Die Schweiz ist nicht nur für Feinschmecker und Uhrenliebhaber eine beliebte Urlaubsadresse. Das kleine Land bietet zu allen Jahreszeiten viele Möglichkeiten, sich zu erholen und zu entspannen. Wandern und Schwimmen in einem der zahlreichen Seen bieten sich zwischen Mai und September an, im Winter locken die Berge in Davos und St. Moritz. Das Matterhorn ist ein beliebtes Reiseziel, ebenso wie der berühmt-berüchtigte Eiger und der Rheinfall bei Schaffhausen. Feinschmecker werden sich im Tessin wohlfühlen, und wer gerne einkaufen geht, kann das im mondänen Zürich, in Genf, Luzern oder in der schönen Hauptstadt Bern.
Eine besondere Maut
Wer auf den Autobahnen im Nachbarland unterwegs ist, muss für die Nutzung zahlen. Die Schweizer Vignette ist verpflichtend für alle Fahrzeuge, die nicht mehr als 3,5 Tonnen wiegen. Wird das Gewicht überschritten, dann muss eine sogenannte Schwerverkehrsabgabe beim Zoll bezahlt werden. Neben den bekannten Vignetten zum Kleben bietet die Schweiz seit zwei Jahren auch eine digitale Variante an. Diese gilt immer vom 1. Dezember des vorigen Jahres bis zum 31. Januar des folgenden Jahres. Vignetten für kurze Zeit, wie einen Tag, eine Woche oder einen Monat, werden in der Schweiz nicht angeboten.
Sondergebühren für die Tunnel
Für bestimmte große Tunnel im Nachbarland wird eine Sondermaut berechnet, unter anderem für den großen St.
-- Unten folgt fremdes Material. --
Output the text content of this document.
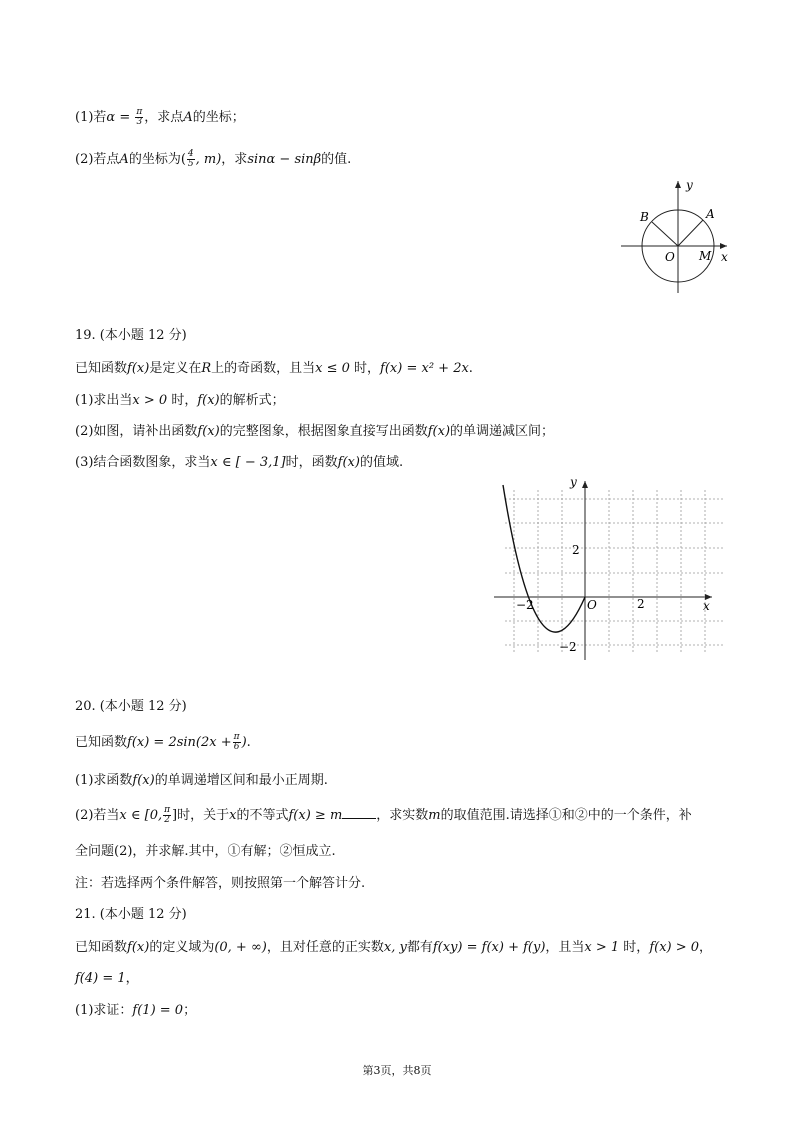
(1)若$\alpha = \frac{\pi}{3}$ ，求点A的坐标；
(2)若点A的坐标为( $\frac{4}{5}$ , m)，求sinα − sinβ的值.
y
B	A
O M x
19. (本小题 12 分)
已知函数f(x)是定义在R上的奇函数，且当x ≤ 0 时，f(x) = x² + 2x.
(1)求出当x > 0 时，f(x)的解析式；
(2)如图，请补出函数f(x)的完整图象，根据图象直接写出函数f(x)的单调递减区间；
(3)结合函数图象，求当x ∈ [ − 3,1]时，函数f(x)的值域.
y
2
−2	O	2	x
−2
20. (本小题 12 分)
已知函数$f(x) = 2\sin(2x + \frac{\pi}{6}$ ).
(1)求函数f(x)的单调递增区间和最小正周期.
(2)若当x ∈ [0, $\frac{\pi}{2}$ ]时，关于x的不等式f(x) ≥ m	，求实数m的取值范围.请选择①和②中的一个条件，补
全问题(2)，并求解.其中，①有解；②恒成立.
注：若选择两个条件解答，则按照第一个解答计分.
21. (本小题 12 分)
已知函数f(x)的定义域为(0, + ∞)，且对任意的正实数x, y都有f(xy) = f(x) + f(y)，且当x > 1 时，f(x) > 0，
f(4) = 1，
(1)求证：f(1) = 0；
第3页，共8页
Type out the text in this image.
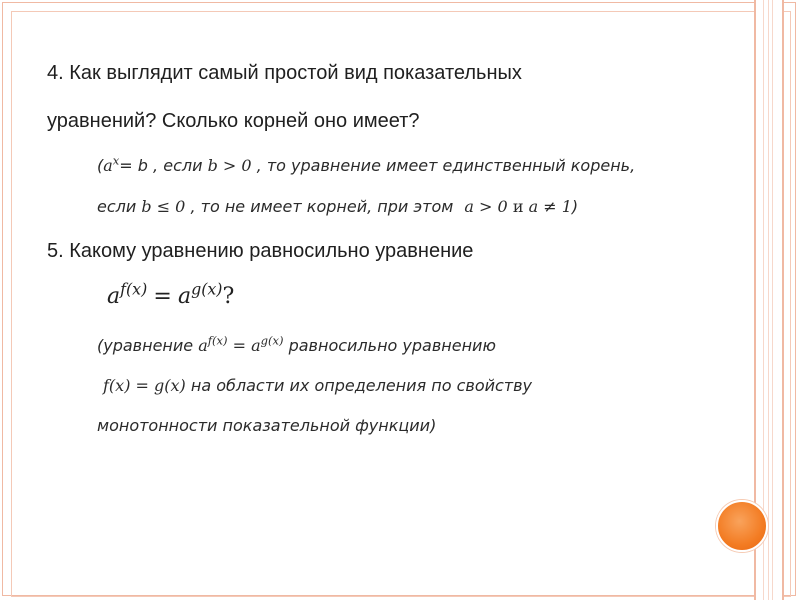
4. Как выглядит самый простой вид показательных
уравнений? Сколько корней оно имеет?
($a^x= b$ , если b > 0 , то уравнение имеет единственный корень,
если b ≤ 0 , то не имеет корней, при этом a > 0 и a ≠ 1)
5. Какому уравнению равносильно уравнение
$a^{f(x)} = a^{g(x)}$?
(уравнение $a^{f(x)} = a^{g(x)}$ равносильно уравнению
f(x) = g(x) на области их определения по свойству
монотонности показательной функции)
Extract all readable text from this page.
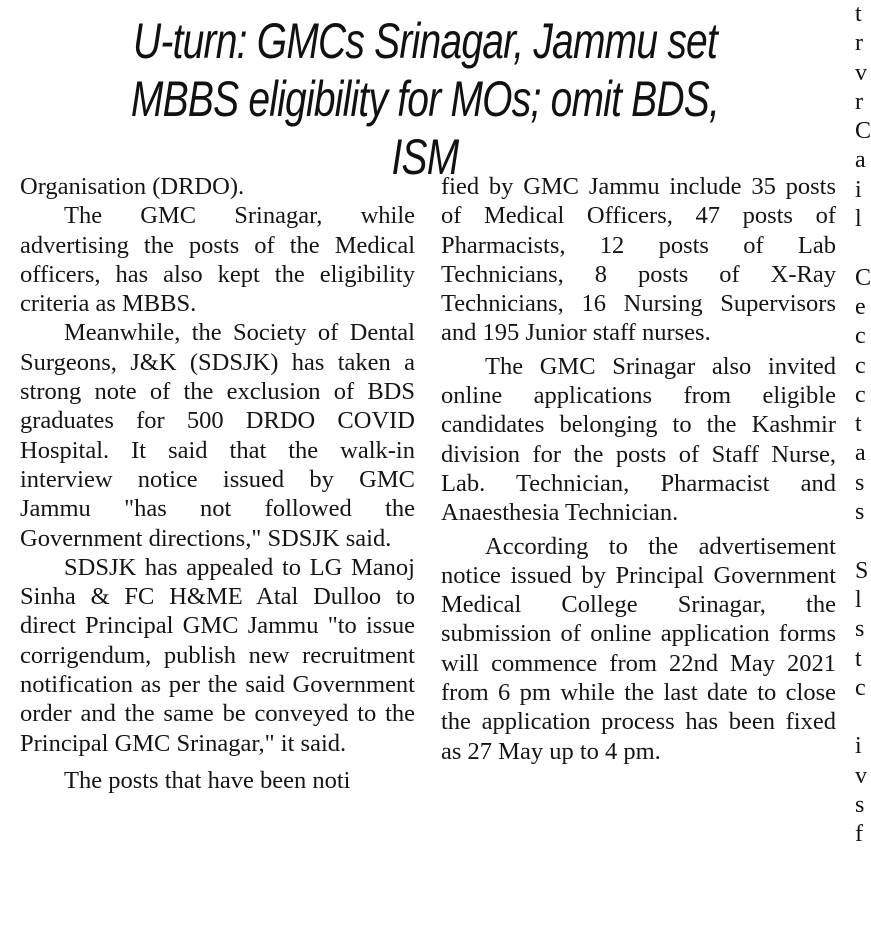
U-turn: GMCs Srinagar, Jammu set MBBS eligibility for MOs; omit BDS, ISM

Organisation (DRDO).

The GMC Srinagar, while advertising the posts of the Medical officers, has also kept the eligibility criteria as MBBS.

Meanwhile, the Society of Dental Surgeons, J&K (SDSJK) has taken a strong note of the exclusion of BDS graduates for 500 DRDO COVID Hospital. It said that the walk-in interview notice issued by GMC Jammu "has not followed the Government directions," SDSJK said.

SDSJK has appealed to LG Manoj Sinha & FC H&ME Atal Dulloo to direct Principal GMC Jammu "to issue corrigendum, publish new recruitment notification as per the said Government order and the same be conveyed to the Principal GMC Srinagar," it said.

The posts that have been noti

fied by GMC Jammu include 35 posts of Medical Officers, 47 posts of Pharmacists, 12 posts of Lab Technicians, 8 posts of X-Ray Technicians, 16 Nursing Supervisors and 195 Junior staff nurses.

The GMC Srinagar also invited online applications from eligible candidates belonging to the Kashmir division for the posts of Staff Nurse, Lab. Technician, Pharmacist and Anaesthesia Technician.

According to the advertisement notice issued by Principal Government Medical College Srinagar, the submission of online application forms will commence from 22nd May 2021 from 6 pm while the last date to close the application process has been fixed as 27 May up to 4 pm.

t
r
v
r
C
a
i
l
C
e
c
c
c
t
a
s
s
S
l
s
t
c
i
v
s
f
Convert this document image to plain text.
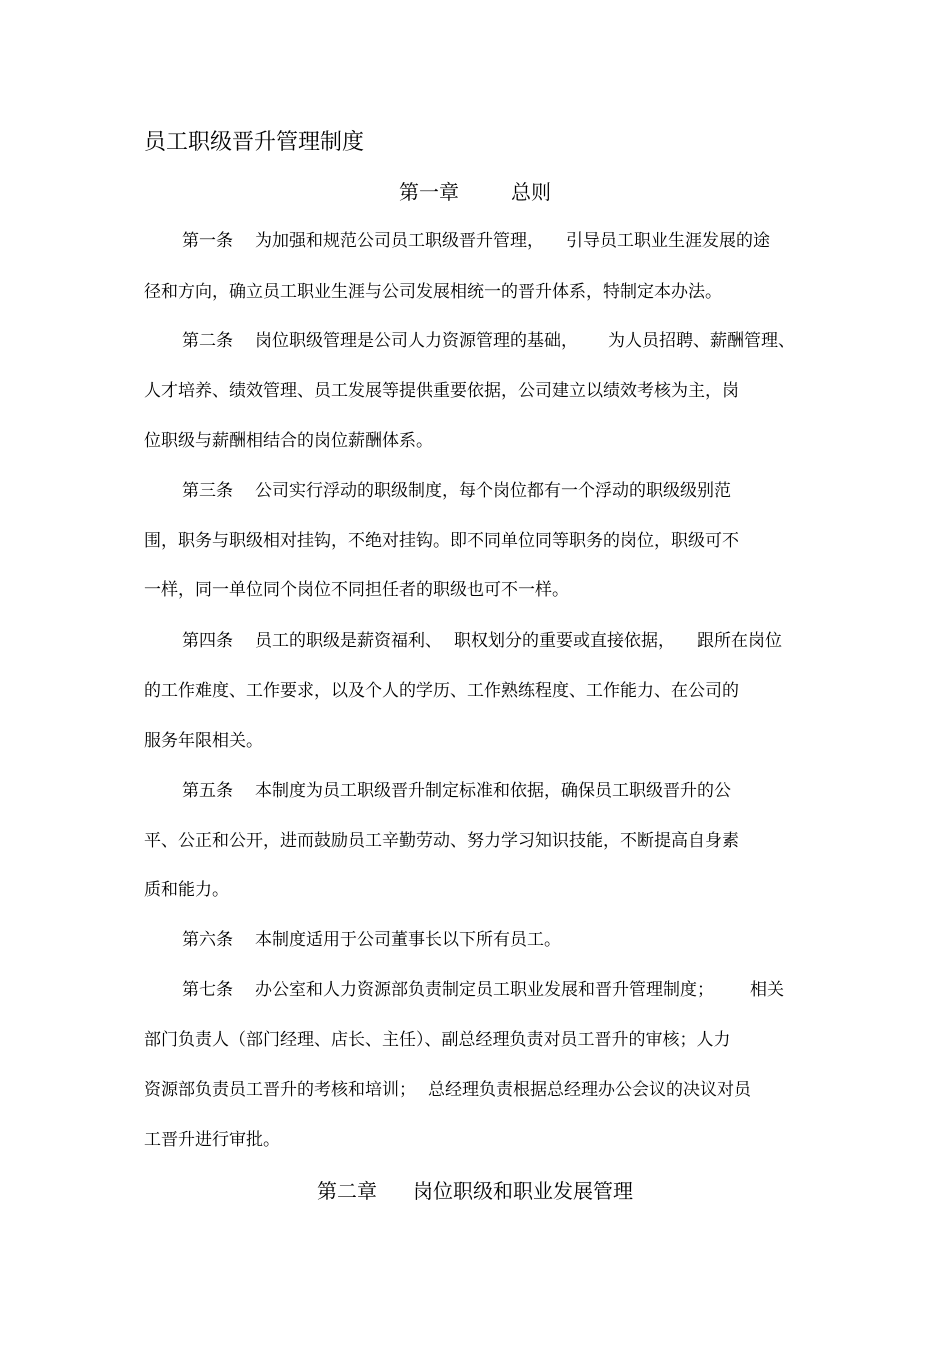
员工职级晋升管理制度
第一章	总则
第一条 为加强和规范公司员工职级晋升管理， 引导员工职业生涯发展的途
径和方向，确立员工职业生涯与公司发展相统一的晋升体系，特制定本办法。
第二条 岗位职级管理是公司人力资源管理的基础， 为人员招聘、薪酬管理、
人才培养、绩效管理、员工发展等提供重要依据，公司建立以绩效考核为主，岗
位职级与薪酬相结合的岗位薪酬体系。
第三条 公司实行浮动的职级制度，每个岗位都有一个浮动的职级级别范
围，职务与职级相对挂钩，不绝对挂钩。即不同单位同等职务的岗位，职级可不
一样，同一单位同个岗位不同担任者的职级也可不一样。
第四条 员工的职级是薪资福利、 职权划分的重要或直接依据， 跟所在岗位
的工作难度、工作要求，以及个人的学历、工作熟练程度、工作能力、在公司的
服务年限相关。
第五条 本制度为员工职级晋升制定标准和依据，确保员工职级晋升的公
平、公正和公开，进而鼓励员工辛勤劳动、努力学习知识技能，不断提高自身素
质和能力。
第六条 本制度适用于公司董事长以下所有员工。
第七条 办公室和人力资源部负责制定员工职业发展和晋升管理制度； 相关
部门负责人（部门经理、店长、主任）、副总经理负责对员工晋升的审核；人力
资源部负责员工晋升的考核和培训； 总经理负责根据总经理办公会议的决议对员
工晋升进行审批。
第二章 岗位职级和职业发展管理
Bernhard-Tummel und den Munt-La-Schera Tunnel im Engadin. Hierbei handelt es sich um eine private Straße, die den Engadiner Kraftwerken gehört. In besonderen Tunneln im Gebirge werden die Autos mit Spezialzügen transportiert und daher fällt eine separate Maut an, wie im Simplontunnel, im Furka-Tunnel und im Lötschberg-Basistunnel. Für alle anderen Tunnel auf Schweizer Autobahnen gibt es die reguläre Vignette.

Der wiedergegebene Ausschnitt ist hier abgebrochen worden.